Storage Partitioned Joins in Apache Iceberg with Spark

Every Spark join starts the same way: read both sides, shuffle the data across the network so matching keys end up on the same executor, then join. That shuffle is the single most expensive operation in most Spark jobs — it moves data across the network, writes temporary files to disk, and consumes memory on every executor in the cluster.

But what if both tables are already organized by the join key on disk? If the left table's customer_id=42 rows are in bucket 42 and the right table's customer_id=42 rows are also in bucket 42, there is nothing to shuffle. Each executor can join its local partitions independently.

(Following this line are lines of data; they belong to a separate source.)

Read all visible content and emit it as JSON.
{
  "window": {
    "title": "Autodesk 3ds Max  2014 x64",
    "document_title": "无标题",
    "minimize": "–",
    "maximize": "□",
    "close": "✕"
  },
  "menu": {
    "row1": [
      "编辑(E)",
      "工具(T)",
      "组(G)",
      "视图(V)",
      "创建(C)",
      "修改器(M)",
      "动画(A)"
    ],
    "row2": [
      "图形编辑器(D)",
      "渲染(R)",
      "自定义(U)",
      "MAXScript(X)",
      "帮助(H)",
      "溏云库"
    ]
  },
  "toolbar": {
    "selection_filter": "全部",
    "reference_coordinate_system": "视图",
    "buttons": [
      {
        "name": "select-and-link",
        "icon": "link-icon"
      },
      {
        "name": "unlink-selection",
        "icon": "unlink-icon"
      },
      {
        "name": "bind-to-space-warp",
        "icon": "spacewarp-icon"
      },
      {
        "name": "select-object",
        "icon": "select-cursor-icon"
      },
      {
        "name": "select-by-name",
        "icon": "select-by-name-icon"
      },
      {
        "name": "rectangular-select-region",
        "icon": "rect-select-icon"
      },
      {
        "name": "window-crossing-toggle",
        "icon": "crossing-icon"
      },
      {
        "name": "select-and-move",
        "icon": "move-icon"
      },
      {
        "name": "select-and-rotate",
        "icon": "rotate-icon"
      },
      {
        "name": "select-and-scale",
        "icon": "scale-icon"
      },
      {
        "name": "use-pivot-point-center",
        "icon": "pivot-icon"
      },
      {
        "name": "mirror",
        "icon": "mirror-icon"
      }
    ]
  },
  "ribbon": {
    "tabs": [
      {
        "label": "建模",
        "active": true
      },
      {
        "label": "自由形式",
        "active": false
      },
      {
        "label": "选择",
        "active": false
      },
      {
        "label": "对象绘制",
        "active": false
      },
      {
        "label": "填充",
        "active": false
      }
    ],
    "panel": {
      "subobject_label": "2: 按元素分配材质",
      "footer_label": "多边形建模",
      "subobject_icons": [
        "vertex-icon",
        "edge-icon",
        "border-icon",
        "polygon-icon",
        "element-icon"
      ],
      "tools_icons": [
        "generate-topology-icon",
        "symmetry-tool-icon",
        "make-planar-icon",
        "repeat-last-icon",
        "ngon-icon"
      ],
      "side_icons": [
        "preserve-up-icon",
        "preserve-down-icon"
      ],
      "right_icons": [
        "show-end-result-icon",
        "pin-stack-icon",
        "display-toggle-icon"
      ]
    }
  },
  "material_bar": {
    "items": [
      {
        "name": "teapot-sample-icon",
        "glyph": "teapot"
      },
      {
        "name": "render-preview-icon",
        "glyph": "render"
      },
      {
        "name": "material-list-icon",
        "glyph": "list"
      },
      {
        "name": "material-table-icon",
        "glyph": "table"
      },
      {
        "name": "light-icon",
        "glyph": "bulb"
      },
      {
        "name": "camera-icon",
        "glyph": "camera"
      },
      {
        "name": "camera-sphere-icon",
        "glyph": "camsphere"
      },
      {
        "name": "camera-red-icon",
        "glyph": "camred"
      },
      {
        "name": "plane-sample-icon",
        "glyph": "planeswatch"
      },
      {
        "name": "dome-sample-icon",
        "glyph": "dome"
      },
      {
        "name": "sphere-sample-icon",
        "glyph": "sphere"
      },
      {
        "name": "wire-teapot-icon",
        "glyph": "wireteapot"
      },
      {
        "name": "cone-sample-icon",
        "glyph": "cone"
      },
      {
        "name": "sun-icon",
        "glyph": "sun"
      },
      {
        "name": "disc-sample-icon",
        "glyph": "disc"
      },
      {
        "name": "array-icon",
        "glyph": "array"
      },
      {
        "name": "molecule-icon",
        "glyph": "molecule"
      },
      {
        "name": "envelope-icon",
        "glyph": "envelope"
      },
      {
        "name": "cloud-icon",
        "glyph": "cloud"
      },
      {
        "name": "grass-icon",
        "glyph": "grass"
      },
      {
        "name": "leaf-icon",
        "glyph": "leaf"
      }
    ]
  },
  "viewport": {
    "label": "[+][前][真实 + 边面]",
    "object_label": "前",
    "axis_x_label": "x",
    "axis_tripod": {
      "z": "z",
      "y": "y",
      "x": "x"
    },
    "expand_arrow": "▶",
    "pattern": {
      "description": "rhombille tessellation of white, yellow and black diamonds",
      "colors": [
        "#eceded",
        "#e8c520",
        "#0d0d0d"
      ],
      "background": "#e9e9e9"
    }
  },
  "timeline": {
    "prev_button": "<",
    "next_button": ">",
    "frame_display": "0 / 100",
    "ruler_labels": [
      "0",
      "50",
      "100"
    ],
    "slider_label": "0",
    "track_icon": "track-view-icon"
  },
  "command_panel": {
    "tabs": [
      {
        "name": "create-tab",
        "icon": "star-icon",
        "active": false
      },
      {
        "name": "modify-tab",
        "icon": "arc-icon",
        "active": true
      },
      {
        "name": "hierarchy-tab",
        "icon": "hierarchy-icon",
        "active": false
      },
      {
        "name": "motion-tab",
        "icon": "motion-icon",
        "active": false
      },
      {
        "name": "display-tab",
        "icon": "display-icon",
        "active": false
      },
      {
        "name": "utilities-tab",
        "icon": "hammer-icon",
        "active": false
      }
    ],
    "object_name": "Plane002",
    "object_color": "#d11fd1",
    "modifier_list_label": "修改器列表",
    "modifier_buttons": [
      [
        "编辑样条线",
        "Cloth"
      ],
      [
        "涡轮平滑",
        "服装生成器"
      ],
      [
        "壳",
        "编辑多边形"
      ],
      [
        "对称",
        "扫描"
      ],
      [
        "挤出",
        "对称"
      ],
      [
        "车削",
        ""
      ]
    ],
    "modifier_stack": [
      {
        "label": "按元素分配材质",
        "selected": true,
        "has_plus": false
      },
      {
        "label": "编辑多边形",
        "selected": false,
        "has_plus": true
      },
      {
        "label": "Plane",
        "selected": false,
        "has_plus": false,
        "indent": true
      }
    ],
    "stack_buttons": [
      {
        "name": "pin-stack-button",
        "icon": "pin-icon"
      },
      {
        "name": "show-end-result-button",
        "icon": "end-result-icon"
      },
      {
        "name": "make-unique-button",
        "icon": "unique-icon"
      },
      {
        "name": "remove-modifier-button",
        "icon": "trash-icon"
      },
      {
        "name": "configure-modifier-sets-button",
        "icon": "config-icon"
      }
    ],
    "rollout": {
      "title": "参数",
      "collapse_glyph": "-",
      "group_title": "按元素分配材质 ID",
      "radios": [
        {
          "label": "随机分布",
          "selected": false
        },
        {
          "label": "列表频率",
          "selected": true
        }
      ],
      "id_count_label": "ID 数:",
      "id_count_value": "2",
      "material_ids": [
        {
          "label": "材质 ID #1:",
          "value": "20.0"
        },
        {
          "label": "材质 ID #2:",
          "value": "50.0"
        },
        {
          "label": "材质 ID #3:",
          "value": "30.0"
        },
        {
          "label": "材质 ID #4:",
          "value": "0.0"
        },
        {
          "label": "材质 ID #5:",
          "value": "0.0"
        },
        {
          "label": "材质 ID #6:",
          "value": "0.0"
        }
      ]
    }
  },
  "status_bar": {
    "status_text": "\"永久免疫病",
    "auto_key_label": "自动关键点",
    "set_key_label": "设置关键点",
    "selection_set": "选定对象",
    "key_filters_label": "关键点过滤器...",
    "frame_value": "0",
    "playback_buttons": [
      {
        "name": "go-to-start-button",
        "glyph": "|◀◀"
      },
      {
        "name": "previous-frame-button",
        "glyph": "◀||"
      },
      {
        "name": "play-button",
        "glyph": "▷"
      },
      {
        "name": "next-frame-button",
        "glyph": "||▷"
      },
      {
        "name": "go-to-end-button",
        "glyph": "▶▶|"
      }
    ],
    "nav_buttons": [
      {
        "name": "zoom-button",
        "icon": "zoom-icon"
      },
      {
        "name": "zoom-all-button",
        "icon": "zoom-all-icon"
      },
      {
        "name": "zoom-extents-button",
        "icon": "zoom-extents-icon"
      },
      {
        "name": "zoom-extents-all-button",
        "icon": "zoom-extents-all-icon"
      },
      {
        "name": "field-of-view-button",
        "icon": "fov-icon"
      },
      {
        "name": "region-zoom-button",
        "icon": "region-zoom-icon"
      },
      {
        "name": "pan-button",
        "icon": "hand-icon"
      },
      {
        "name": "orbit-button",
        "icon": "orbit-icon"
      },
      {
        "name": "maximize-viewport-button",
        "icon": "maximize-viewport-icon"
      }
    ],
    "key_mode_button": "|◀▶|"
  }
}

That is exactly what Storage Partitioned Join (SPJ) does. Introduced in Spark 3.3 and matured in Spark 3.4+, SPJ is the most impactful — and least understood — optimization available for Iceberg+Spark workloads. This post shows you how it works, how to set it up, how to verify it, and where it breaks.

The Shuffle Problem

Detailed diagram showing how Storage Partitioned Joins eliminate shuffle by aligning bucket partitions across tables, with physical plan comparisons and Spark configuration requirements

Consider a common data pipeline: you join a 500-million-row orders table with a 10-million-row customers table on customer_id. Without SPJ, Spark's physical plan looks like this:

== Physical Plan ==
SortMergeJoin [customer_id], [customer_id]
├── Sort [customer_id ASC]
│ └── Exchange hashpartitioning(customer_id, 200) ← SHUFFLE 500M rows
│ └── BatchScan orders
└── Sort [customer_id ASC]
└── Exchange hashpartitioning(customer_id, 200) ← SHUFFLE 10M rows
└── BatchScan customers

Those two Exchange nodes represent shuffles. Spark reads every row from both tables, hashes customer_id, and sends each row across the network to the executor responsible for that hash partition. For the 500M-row table, this means serializing, compressing, writing to disk, transferring over the network, and deserializing — for every single row.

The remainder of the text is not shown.